Companies spent more than $1 billion in California’s latest sale of carbon emissions credits, making it the largest auction since the controversial “cap and trade” program began in late 2012.
The reason: The program was expanded effective Jan. 1 to cover transportation fuels, and the state expanded the pool of available credits to accommodate the larger demand.

Cap and trade, a centerpiece of the state’s 2006 climate-change law, requires hundreds of major industrial firms to purchase credits in order to emit carbon. While the program is designed to give the affected companies flexibility in how they meet the state’s emissions limits, business lobbyists have called the state-run auctions an unconstitutional tax. A lawsuit challenging the auctions was dismissed in the lower courts but is being appealed.

The controversy over cap and trade intensified on Jan. 1, when fuel wholesalers were required to participate in the program for the first time. The result has been an estimated 10 cents-a-gallon increase in gasoline prices at the pump. To ensure that the price impact wasn’t too severe, the state dramatically increased the volume of available credits for sale at the latest auction, which was held Feb. 18.

Participants paid $12.21 per credit for the right to emit carbon this year, a price that is roughly in line with previous auctions. They paid $12.10 apiece for credits that can be used in 2018. Each credit is good for a ton of carbon emitted.

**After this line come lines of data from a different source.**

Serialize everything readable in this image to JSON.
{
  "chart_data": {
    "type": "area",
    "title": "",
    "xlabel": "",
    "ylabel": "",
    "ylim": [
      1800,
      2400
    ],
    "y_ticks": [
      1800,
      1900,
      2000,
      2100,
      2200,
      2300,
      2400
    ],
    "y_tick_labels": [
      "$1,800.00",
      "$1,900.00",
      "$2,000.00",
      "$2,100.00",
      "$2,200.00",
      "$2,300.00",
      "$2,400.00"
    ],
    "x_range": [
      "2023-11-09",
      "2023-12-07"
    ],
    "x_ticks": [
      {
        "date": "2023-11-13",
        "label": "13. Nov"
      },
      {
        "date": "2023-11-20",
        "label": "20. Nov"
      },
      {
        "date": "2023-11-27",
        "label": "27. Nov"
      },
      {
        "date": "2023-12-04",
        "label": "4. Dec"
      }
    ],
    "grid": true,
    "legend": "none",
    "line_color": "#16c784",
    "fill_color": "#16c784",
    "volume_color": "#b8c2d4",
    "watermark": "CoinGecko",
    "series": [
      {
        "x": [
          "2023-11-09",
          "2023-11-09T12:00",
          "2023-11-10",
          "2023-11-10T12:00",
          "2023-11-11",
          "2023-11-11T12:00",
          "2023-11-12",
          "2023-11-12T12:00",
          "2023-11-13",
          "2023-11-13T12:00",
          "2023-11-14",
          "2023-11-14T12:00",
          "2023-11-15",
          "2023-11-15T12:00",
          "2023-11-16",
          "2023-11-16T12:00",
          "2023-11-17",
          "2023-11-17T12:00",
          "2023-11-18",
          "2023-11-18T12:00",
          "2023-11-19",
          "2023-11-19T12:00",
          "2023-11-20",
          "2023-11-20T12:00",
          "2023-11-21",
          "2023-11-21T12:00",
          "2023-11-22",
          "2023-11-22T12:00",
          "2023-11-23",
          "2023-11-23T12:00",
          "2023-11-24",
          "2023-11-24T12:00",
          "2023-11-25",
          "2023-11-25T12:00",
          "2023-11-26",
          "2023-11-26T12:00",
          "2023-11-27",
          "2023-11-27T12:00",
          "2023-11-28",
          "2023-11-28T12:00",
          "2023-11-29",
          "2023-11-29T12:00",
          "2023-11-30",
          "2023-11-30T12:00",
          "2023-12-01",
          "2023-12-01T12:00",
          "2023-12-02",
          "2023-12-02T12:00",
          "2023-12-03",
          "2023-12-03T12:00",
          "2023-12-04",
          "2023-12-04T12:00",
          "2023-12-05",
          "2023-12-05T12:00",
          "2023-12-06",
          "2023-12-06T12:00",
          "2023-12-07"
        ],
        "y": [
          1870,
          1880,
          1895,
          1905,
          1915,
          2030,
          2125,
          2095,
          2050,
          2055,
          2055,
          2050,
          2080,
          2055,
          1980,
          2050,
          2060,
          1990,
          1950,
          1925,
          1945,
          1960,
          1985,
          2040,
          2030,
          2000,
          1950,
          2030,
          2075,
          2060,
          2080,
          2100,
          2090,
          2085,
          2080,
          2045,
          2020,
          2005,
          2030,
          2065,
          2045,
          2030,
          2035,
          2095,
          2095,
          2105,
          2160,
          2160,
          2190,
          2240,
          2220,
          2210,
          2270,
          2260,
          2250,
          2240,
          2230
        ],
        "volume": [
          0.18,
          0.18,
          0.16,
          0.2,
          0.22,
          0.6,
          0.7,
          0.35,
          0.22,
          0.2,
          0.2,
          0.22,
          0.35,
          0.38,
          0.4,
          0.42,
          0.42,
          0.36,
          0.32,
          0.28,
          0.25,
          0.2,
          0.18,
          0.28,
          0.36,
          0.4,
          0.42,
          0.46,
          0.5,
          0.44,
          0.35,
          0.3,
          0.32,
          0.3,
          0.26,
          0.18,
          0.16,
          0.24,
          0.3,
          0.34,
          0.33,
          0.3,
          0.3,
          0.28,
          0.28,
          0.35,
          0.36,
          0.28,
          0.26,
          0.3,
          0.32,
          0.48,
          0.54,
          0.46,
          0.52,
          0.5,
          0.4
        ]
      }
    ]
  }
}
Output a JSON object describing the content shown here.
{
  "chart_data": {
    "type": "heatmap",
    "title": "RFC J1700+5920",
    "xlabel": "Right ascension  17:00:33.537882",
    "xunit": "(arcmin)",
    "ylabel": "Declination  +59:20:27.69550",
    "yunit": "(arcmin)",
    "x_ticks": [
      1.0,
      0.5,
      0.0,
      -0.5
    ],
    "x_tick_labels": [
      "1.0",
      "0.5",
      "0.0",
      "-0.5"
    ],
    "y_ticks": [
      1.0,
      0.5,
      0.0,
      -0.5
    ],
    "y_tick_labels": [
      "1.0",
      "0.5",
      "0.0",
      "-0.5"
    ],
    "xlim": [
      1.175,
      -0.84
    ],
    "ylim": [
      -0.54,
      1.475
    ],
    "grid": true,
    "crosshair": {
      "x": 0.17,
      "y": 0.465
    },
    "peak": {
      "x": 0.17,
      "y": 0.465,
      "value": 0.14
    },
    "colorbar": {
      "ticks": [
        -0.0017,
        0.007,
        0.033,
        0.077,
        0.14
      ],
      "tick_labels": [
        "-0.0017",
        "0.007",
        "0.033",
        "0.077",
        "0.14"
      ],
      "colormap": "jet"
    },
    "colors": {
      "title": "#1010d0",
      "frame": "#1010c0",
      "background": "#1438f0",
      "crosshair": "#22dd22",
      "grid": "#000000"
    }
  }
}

The total proceeds came to $1.02 billion, by far the largest amount recorded to
date, according to the California Air Resources Board.

“It’s the biggest. The reason it’s so large is that fuels have come under the cap,” said David Clegern, a spokesman for the Air Resources Board. Transportation fuels account for about 40 percent of greenhouse gases.

Last week’s auction was the second joint sale held with the Canadian province of Quebec. Credits purchased in California can be used to emit carbon in Quebec, and vice versa.
The second major piece of the 2006 law is California’s low carbon fuel standard, which requires refiners and distributors to reduce the “carbon intensity” of their products by 10 percent by 2020. The Air Resources Board is in the process of renewing the standard after an appellate court found flaws in how the agency implemented the regulations.